Presto, potrebbe entrare in vigore un dazio ambientale che interesserà i beni industriali importati da Paesi Terzi sul mercato comunitario che, per la loro produzione, hanno provocato un notevole volume di emissioni. 

Si tratta della prima volta al mondo in cui l’Unione Europea imporrà una misura così rilevante, a tutela dell’ambiente. 

L’accordo, noto come Carbon Border Adjustment Mechanism (Cbam), è stato raggiunto il 13 dicembre, nel corso di un negoziato che ha coinvolto i membri del Consiglio Europeo e del Parlamento Europeo. 

Di natura “provvisoria e condizionale”, l’accordo rimane ancora parziale, in attesa di un nuovo negoziato. 

Perché un dazio ambientale sui beni importati?

L’obiettivo della misura è quello di contrastare il cosiddetto Dumping ambientale

Il dumping ambientale è quella pratica che consente alle grandi imprese appartenenti a Paesi Terzi, di immettere sul mercato europeo beni a un prezzo nettamente inferiore a quello di mercato e prodotti in contesti in cui non vige una normativa stringente a tutela dell’ambiente. 

Come funzionerà la misura

I soggetti che importeranno merci sul mercato comunitario dovranno dichiarare le emissioni legate al processo produttivo dei beni importati.

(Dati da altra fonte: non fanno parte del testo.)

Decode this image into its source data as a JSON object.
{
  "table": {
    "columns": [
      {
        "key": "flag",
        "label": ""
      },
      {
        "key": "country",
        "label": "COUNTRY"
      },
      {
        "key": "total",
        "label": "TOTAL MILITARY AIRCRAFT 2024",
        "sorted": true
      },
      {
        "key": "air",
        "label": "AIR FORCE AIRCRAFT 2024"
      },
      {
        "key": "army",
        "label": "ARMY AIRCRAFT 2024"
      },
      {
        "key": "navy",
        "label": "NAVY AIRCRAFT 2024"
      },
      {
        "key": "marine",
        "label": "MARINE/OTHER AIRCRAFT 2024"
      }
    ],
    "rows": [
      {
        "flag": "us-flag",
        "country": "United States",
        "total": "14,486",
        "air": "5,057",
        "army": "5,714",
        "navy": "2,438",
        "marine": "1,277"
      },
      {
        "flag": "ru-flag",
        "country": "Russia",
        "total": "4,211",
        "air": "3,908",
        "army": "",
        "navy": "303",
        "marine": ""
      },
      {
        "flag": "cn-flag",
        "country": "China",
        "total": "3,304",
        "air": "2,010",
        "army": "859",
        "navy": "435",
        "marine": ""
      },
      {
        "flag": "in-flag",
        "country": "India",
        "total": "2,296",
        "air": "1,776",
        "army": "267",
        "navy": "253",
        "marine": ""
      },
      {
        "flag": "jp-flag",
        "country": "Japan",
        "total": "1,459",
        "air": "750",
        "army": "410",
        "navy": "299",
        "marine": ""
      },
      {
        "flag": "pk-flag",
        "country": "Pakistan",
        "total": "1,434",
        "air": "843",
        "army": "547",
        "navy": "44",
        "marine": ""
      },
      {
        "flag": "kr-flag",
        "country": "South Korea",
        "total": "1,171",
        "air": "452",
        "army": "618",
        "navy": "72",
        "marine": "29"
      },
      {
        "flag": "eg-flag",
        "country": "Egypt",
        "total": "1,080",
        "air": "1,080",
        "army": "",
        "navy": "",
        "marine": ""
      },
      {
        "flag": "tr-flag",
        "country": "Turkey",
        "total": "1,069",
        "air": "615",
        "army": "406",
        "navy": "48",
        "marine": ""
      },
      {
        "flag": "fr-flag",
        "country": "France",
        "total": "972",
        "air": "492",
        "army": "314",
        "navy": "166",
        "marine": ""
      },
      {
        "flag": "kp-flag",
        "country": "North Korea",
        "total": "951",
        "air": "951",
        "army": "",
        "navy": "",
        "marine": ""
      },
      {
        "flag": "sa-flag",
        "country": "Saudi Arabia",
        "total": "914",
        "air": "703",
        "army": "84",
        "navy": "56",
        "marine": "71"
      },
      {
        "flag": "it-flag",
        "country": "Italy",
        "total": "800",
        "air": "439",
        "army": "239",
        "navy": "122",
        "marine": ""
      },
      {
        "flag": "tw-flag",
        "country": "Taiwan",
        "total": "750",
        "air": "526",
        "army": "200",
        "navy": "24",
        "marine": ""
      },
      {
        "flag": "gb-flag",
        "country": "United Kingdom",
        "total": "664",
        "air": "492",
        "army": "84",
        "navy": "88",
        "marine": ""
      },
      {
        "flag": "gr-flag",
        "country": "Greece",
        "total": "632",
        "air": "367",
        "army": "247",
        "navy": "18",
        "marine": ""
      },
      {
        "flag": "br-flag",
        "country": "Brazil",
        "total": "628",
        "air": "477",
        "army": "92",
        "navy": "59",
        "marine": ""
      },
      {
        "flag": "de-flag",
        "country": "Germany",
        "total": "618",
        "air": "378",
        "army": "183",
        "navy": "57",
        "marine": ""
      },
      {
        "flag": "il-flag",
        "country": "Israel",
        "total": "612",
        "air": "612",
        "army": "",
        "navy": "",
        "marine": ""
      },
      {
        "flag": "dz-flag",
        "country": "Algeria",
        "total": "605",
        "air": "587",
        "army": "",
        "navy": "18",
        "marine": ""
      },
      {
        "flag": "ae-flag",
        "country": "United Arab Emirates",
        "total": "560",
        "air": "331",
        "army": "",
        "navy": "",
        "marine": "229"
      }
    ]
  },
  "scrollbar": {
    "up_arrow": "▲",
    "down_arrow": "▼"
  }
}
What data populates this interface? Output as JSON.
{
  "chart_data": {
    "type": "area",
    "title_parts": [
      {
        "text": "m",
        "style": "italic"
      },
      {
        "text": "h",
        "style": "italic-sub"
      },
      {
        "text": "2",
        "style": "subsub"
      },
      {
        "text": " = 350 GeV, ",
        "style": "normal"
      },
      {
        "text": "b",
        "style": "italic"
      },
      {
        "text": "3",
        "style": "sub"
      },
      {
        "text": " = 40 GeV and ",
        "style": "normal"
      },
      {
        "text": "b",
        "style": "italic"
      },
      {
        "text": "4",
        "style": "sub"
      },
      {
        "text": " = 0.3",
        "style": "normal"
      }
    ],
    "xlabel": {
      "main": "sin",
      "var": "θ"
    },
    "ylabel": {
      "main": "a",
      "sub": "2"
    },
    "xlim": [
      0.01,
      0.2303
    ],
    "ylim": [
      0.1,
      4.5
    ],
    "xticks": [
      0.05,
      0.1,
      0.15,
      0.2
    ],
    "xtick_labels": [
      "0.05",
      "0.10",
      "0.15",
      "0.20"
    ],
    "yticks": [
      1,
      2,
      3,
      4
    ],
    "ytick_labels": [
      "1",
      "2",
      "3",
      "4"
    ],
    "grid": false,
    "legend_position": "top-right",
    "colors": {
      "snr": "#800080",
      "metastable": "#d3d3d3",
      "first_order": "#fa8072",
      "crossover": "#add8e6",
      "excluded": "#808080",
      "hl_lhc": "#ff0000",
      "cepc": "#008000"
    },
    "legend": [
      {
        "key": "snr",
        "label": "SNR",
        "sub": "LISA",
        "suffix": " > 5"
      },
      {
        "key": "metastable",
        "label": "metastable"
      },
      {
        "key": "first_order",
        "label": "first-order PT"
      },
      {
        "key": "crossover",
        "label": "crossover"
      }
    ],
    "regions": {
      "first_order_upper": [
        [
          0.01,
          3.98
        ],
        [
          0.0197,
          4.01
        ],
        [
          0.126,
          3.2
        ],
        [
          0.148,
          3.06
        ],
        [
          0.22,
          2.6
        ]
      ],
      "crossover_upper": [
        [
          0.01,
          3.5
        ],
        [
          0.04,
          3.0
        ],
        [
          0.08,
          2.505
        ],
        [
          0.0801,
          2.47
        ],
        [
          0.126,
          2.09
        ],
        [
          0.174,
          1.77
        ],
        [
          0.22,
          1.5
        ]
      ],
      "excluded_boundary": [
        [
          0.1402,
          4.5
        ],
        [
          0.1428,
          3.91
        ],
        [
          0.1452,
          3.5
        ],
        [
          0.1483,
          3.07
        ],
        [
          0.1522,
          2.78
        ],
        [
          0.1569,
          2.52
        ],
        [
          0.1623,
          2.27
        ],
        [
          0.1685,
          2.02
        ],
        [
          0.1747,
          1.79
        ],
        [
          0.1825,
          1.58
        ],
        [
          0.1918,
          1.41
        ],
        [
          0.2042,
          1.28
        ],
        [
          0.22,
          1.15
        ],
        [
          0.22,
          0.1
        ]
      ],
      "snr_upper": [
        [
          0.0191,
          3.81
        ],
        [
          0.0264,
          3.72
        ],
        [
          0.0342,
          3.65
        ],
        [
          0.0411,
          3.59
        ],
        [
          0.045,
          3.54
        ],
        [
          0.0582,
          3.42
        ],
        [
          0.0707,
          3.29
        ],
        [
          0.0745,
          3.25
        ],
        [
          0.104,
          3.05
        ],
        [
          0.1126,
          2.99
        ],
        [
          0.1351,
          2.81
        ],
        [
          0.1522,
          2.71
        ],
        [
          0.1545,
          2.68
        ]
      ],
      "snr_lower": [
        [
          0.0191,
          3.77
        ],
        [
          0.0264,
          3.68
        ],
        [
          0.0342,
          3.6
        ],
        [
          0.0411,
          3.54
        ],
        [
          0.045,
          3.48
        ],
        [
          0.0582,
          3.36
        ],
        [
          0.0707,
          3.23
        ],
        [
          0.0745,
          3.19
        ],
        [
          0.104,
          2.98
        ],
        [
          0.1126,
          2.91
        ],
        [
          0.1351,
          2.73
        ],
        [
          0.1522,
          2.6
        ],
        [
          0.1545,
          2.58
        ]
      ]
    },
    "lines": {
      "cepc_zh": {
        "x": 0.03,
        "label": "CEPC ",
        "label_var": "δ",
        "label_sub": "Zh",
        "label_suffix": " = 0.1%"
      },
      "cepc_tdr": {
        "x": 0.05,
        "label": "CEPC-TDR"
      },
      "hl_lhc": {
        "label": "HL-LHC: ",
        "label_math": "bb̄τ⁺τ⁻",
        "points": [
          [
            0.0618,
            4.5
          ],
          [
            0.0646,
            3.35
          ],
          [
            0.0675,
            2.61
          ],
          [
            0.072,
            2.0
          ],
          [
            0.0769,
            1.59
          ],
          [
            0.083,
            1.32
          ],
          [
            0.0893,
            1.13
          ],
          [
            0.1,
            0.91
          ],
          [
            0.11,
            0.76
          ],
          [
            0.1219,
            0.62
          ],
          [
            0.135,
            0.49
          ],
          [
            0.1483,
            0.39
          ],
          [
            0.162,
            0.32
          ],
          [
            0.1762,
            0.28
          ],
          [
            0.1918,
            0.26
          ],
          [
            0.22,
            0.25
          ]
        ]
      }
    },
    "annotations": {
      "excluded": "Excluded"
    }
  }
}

Se superano gli standard imposti dall’UE, dovranno acquistare certificati di emissioni corrispondenti al prezzo della CO2 che sarebbe stato pagato se le merci fossero state prodotte secondo le regole ETS (European Union Emissions Trading System). 

L’applicazione del dazio interesserà inizialmente determinati settori: acciaio, alluminio, cemento, elettricità e fertilizzanti. A questi è stato poi aggiunto anche l’idrogeno e alcuni prodotti derivati. È attualmente al vaglio la possibilità di inserire nell’elenco i polimeri e beni appartenenti al settore della chimica organica. 

Quando entrerà in vigore il dazio ambientale

Le tempistiche dell’efficacia della misura non sono ancora chiare. Consiglio e Commissione spingono per un’entrata in vigore su 10 anni, a partire dal 2026. Il Parlamento, invece, opta per posticipare le tempistiche tra il 2027 e il 2032. In ogni caso, non potrà essere operativo prima di ottobre 2023, quando dovrebbe iniziare la fase di transizione. 

La decisione dipenderà dai negoziati che riguarderanno la riforma del mercato delle emissioni nocive ETS. La riforma potrebbe gradualmente portare all’abolizione dei certificati gratuiti distribuiti alle imprese più inquinanti. 

Il meccanismo così come pensato, quindi, dovrebbe consentire di applicare lo stesso costo della CO2, sia alle imprese straniere che a quelle europee. 

Lo ha spiegato lo stesso presidente della Commissione Ambiente dell’Europarlamento, Pascal Canfin: “Garantiremo un trattamento equo tra le nostre aziende, che pagano un prezzo del carbonio in Europa, e i loro concorrenti stranieri, che non lo fanno, facendo di più per il clima proteggendo le nostre aziende e i posti di lavoro”.